Об этой трагедии с тех пор уже писали неоднократно на ином уровне самосознания и представления о литературе (например, Павел Нилин). И еще будут писать — лучше, законченнее, мудрее и трезвее. Но в сгущающейся духоте середины тридцатых, среди тотальной имитации, она, искренне утверждая исчезавшие уже миражи и прелесть отменяемой эпохи, настаивала на их присутствии в настоящем (то есть на присутствии в нем, а значит, необходимости какого-то смысла) и воспринималась поэтому как глоток свежего воздуха. Это тоже было миражом, но другого рода. Но этого, несмотря на все свои «прозрения», я тогда еще не знал и не понимал. Я заглатывал с удовольствием обе наживки — и обаяние революции, и то, что оно распространяется и на наше время. Но вторую — все равно не очень глубоко и уверенно.
Конечно, и этот роман, и его автор тоже были не вполне безупречны даже в той системе ценностей, которая их пронизывала. Некоторыми частностями они вполне соответствовали тому, что требовалось тогда от всех. Об одном из товарищей Павла узнается, что он примкнул к оппозиции, и именно его нам тут же показывают «морально разложившимся», то есть пьяницей, развратником и т. п. Да и вообще книга прославляла тех, кого в это время облыгивали и расстреливали, прославляла так, словно они по-прежнему у руля, создавала ложное представление преемственности и коммунистической легитимности сталинского режима, обманывала. Но это — в частностях. И все-таки за ней была некоторая историческая и человеческая реальность, реальность заблуждения. Но все же не всеобщее отвратительное, пустое и бездарное лицедейство.

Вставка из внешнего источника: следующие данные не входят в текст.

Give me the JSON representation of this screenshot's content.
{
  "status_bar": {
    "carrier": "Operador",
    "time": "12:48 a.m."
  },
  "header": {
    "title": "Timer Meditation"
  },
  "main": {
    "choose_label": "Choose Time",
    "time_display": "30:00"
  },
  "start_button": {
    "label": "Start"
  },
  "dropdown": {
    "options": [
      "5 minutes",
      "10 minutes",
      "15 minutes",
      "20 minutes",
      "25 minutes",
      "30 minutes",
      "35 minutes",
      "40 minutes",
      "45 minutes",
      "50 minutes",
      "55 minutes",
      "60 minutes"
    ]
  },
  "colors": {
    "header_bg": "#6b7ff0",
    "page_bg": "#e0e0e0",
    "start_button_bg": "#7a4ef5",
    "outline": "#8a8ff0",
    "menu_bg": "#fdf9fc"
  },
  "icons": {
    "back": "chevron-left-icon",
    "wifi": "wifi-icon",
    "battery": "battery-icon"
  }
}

А кем я тогда был сам? По причине возраста получилось так, что процессы тридцатых годов были первым преступлением Сталина, которое я воспринял сознательно. О процессах шахтинском, Промпартии, СВУ и других фальшивках против интеллигенции я ничего не знал — даже их официальные версии знал только понаслышке. Да и судили на них классово чуждых контрреволюционеров, с которыми, как меня учили, и полагалось бороться — их судьба меня не волновала. Коллективизацию я видел близко. Но впечатления от нее у меня были еще полумладенческими, отрывочными — вероятно, их безысходность располагала к тому, чтоб детское сознание на них не задерживалось. Потом и тут не было идеологического конфликта — «мы» всегда были против уродующей душу частной собственности, а борьба требует жертв. Не знаю, как бы я воспринял все это, будь я тогда чуть старше и имей друзей в деревне, но их не было. Все эти впечатления лежали без движения на дне сознания довольно долго. Я разделяю позор многих.

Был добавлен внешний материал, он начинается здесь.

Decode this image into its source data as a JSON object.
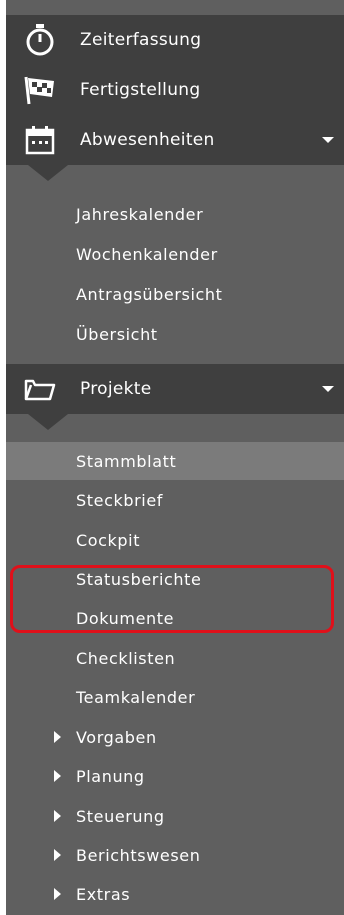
{
  "colors": {
    "nav_bg": "#5f5f5f",
    "header_bg": "#3f3f3f",
    "selected_bg": "#7b7b7b",
    "highlight": "#e0101a"
  },
  "top": [
    {
      "label": "Zeiterfassung",
      "icon": "stopwatch-icon"
    },
    {
      "label": "Fertigstellung",
      "icon": "checkered-flag-icon"
    },
    {
      "label": "Abwesenheiten",
      "icon": "calendar-icon"
    }
  ],
  "abwesenheiten_items": [
    "Jahreskalender",
    "Wochenkalender",
    "Antragsübersicht",
    "Übersicht"
  ],
  "projekte": {
    "label": "Projekte",
    "icon": "folder-icon"
  },
  "projekte_items": [
    {
      "label": "Stammblatt",
      "selected": true
    },
    {
      "label": "Steckbrief"
    },
    {
      "label": "Cockpit"
    },
    {
      "label": "Statusberichte"
    },
    {
      "label": "Dokumente"
    },
    {
      "label": "Checklisten"
    },
    {
      "label": "Teamkalender"
    },
    {
      "label": "Vorgaben",
      "expandable": true
    },
    {
      "label": "Planung",
      "expandable": true
    },
    {
      "label": "Steuerung",
      "expandable": true
    },
    {
      "label": "Berichtswesen",
      "expandable": true
    },
    {
      "label": "Extras",
      "expandable": true
    }
  ]
}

А тут судили революционеров за измену революции, а сама революция при этом оттеснялась ликующей песней о достигнутом счастье. Было от чего голове идти кругом. Поразительно то, что в это достигнутое счастье, в расцвет колхозов, я верил, только оно меня почему-то не удовлетворяло. Было каким-то самодовольным и скучным, куцым. Под стать ему была и тогдашняя «массовая» (то есть внушаемая массам) песня. Мне приходилось уже писать о той страшной роли, которую сыграли эти песни. Были среди них псевдореволюционные, псевдопатриотические, псевдолюбовные, были причудливо совместившие, перемешавшие в себе все эти элементы. Все они придавали реальность всему, что нам внушалось в замещение реальности, как бы создавали искусственную среду обитания, искусственную логику, историю, революцию и Россию. И тогда центром этого искусственного мира естественно оказывался Сталин. Песни эти вроде и не создавали этот мир — просто делали вид, что в глубине его рождались и из глубины его пелись, задыхаясь от счастья. Нельзя сказать, что я всегда тогда был столь зорок, как в этих строках, я тоже загорался и пел со всеми. Я даже хотел приобщиться к этому счастью. И временами приобщался. Но все равно, не мог преодолеть ощущение в нем чего-то механического и скучного.